Individuals responsible for project submittals may not be familiar with chain-of-custody requirements. In Part 1–General of a wood product specification section, it is therefore also advisable to require submittal of the product manufacturer’s invoices, and packing slips indicating the FSC claims applicable to products used on the job.

Specifying certified wood can increase the cost of the material, depending on the species. The supply or quality of exotic species with FSC certification may be limited and it is prudent to discuss cost and availability with vendors before specifying. The awkwardly named “FSC Mix Credit” program alleviates some of the marketplace’s limitations. It allows veneer suppliers to meet project specifications by swapping credit from certified wood of poor aesthetic quality to better-looking wood that is not certified.


This credit requires wood products have no added urea formaldehyde. Urea formaldehyde is widely used as a binder in manufacturing of particle cores for traditional wood panels (using aluminum cores eliminates this concern.) Formaldehyde, however, has also been used as a binder in engineered veneers, and as an adhesive to assemble veneer faces and to apply veneer to a core. Alternative binders and adhesives are increasingly available and specifiers should consult vendors for assistance in specifying NAUF products.

The Living Building Challenge, a relatively new standard for sustainable construction, has “red listed” all forms of formaldehyde, including phenol formaldehyde. Phenol formaldehyde is considered less deleterious to indoor air quality because it has a lower emission rate than that of urea formaldehyde. Still, several veneer producers no longer add this chemical to their products.


LEED credits for low-VOC adhesives and coatings do not pertain to factory-applied adhesives or coatings. However, lifecycle considerations, including manufacturing, also contribute to a product’s environmental impact. Low-VOC adhesives are available for applying veneer to aluminum; its tenacious hold has been tested by running panels through multiple cycles in a dishwasher (an unsophisticated-but-convincing methodology), and proven in actual uses in both interior and exterior applications. UV-cured clear coatings have zero VOCs; they are durable, non-yellowing, and available with a low gloss surface.

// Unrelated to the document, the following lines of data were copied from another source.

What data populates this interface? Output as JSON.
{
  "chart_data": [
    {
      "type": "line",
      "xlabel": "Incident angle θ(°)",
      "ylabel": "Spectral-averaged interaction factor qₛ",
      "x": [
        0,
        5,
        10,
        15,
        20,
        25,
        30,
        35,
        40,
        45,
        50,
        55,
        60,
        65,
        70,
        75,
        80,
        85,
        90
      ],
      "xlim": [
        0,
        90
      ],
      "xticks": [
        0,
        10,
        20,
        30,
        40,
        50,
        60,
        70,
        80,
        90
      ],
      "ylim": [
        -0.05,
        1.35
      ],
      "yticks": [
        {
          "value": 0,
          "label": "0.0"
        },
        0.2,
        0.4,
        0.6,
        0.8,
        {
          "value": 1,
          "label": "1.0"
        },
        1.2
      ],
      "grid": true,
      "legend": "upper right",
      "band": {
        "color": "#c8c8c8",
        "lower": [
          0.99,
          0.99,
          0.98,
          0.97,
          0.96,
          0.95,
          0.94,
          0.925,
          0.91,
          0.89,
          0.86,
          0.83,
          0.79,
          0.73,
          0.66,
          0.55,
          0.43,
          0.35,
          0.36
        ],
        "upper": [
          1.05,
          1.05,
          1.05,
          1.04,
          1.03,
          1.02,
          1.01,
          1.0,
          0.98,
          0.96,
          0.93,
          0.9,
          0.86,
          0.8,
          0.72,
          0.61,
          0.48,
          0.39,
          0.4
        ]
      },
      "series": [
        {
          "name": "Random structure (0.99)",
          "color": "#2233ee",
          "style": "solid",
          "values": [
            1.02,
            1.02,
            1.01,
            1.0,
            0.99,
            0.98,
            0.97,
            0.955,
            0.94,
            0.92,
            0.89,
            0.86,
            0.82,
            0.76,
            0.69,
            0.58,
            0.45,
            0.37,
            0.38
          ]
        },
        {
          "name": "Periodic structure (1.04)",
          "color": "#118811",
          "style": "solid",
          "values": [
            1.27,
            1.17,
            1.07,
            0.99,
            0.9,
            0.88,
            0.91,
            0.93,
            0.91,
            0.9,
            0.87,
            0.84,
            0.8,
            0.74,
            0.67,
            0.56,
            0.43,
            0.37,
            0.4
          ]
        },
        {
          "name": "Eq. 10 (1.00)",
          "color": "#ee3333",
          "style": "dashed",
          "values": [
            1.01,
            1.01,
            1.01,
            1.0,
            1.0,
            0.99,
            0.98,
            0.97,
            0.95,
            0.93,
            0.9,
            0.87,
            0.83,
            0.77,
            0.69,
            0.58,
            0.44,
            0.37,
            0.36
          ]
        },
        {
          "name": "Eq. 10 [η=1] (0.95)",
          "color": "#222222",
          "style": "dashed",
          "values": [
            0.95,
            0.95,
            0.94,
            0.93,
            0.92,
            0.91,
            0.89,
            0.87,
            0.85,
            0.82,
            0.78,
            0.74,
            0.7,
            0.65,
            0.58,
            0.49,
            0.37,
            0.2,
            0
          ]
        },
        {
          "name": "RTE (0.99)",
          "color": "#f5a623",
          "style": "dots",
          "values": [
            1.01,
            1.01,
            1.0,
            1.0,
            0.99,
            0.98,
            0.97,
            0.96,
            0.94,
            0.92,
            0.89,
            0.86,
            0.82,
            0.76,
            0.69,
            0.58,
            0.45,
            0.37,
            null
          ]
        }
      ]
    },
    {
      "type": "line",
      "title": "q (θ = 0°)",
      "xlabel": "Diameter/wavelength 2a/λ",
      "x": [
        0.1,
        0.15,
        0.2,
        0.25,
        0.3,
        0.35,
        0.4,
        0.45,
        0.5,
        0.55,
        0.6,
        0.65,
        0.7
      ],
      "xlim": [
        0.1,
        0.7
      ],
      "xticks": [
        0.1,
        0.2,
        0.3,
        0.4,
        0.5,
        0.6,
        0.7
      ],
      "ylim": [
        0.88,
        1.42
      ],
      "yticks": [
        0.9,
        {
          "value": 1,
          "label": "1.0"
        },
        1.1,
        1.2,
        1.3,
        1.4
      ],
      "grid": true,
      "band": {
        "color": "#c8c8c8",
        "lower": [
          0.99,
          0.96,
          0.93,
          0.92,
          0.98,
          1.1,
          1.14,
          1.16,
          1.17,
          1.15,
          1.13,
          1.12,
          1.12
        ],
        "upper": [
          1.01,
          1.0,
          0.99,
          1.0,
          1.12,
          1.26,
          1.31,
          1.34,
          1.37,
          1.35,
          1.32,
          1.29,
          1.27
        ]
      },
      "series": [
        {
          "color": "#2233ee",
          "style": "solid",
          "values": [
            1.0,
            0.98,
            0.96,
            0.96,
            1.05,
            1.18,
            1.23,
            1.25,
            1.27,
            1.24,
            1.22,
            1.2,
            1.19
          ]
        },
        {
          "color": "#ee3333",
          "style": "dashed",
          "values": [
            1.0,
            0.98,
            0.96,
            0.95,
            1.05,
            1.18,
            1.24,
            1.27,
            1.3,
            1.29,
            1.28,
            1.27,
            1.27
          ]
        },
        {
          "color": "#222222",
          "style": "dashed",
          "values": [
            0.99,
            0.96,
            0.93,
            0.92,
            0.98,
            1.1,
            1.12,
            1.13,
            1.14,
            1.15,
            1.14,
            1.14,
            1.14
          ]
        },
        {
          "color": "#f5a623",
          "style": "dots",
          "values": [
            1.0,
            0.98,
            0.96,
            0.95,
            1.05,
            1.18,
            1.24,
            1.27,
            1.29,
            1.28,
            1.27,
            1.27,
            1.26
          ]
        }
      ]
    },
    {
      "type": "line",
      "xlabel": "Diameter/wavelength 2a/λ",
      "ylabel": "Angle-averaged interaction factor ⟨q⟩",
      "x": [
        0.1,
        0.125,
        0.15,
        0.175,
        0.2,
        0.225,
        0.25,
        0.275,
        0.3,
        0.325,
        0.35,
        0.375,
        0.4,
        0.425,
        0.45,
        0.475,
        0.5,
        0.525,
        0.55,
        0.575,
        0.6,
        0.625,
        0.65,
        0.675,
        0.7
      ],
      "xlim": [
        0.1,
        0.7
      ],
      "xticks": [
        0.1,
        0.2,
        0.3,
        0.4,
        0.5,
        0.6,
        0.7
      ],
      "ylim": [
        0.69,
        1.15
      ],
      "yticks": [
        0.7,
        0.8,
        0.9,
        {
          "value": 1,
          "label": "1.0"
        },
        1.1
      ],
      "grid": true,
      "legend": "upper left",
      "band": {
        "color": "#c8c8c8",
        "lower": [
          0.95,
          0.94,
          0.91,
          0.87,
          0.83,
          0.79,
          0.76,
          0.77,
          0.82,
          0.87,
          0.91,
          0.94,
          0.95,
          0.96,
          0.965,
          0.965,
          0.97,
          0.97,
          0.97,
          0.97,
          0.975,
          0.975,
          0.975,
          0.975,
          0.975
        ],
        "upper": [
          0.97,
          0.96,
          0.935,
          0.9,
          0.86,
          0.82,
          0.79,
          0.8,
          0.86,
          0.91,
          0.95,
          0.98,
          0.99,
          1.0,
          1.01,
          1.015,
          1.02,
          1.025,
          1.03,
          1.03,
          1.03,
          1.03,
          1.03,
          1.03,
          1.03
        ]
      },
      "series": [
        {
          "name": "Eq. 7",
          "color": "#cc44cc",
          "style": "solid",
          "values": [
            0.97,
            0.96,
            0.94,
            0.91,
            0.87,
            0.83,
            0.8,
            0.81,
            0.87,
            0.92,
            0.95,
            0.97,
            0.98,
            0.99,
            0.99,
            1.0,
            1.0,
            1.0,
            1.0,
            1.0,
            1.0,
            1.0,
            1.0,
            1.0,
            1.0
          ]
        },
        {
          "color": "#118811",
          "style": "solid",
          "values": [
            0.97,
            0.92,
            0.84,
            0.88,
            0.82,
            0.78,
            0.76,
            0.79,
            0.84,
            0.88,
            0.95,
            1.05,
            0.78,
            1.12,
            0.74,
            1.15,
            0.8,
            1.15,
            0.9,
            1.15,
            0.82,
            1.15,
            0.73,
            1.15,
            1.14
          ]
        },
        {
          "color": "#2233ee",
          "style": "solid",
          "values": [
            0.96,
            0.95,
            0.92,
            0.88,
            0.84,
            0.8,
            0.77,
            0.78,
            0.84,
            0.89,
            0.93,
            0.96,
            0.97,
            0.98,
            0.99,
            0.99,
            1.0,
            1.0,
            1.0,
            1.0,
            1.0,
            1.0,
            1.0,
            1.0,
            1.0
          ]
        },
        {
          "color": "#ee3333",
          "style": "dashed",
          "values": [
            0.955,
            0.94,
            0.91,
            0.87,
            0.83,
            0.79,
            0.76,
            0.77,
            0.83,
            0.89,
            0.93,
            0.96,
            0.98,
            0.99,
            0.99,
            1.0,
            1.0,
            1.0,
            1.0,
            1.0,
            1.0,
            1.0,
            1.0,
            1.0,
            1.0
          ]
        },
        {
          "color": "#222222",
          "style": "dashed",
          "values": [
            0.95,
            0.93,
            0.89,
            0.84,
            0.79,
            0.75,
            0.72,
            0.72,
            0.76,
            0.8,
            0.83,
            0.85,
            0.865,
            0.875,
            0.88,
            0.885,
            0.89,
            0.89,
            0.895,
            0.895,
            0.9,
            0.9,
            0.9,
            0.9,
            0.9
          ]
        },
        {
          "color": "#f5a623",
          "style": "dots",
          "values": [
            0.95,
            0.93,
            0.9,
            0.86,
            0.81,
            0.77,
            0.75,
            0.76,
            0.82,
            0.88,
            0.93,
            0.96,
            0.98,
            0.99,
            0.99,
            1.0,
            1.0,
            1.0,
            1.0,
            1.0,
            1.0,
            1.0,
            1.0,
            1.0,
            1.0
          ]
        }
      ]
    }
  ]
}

Prior to the mid-20th century, most architectural paneling had stile and rail frames with small, inset panels of solid lumber. Veneer, when used, was thicker than that of today, and required time-consuming craftsmanship to apply.

Concurrent with advances in plywood manufacturing, veneer became thinner due to improved slicing technology and better adhesives, and manufacturing processes improved the application of veneer over core materials. The tradition of innovation continues. As photos accompanying this article show, wood panels can now be used in bigger and more diverse applications than was previously practical.

 In fields where rapid change is occurring, design professionals will best be able to realize their vision through close collaboration with veneer suppliers and experienced panel manufacturers and by preparing specifications that clearly define ceiling and wall panel requirements.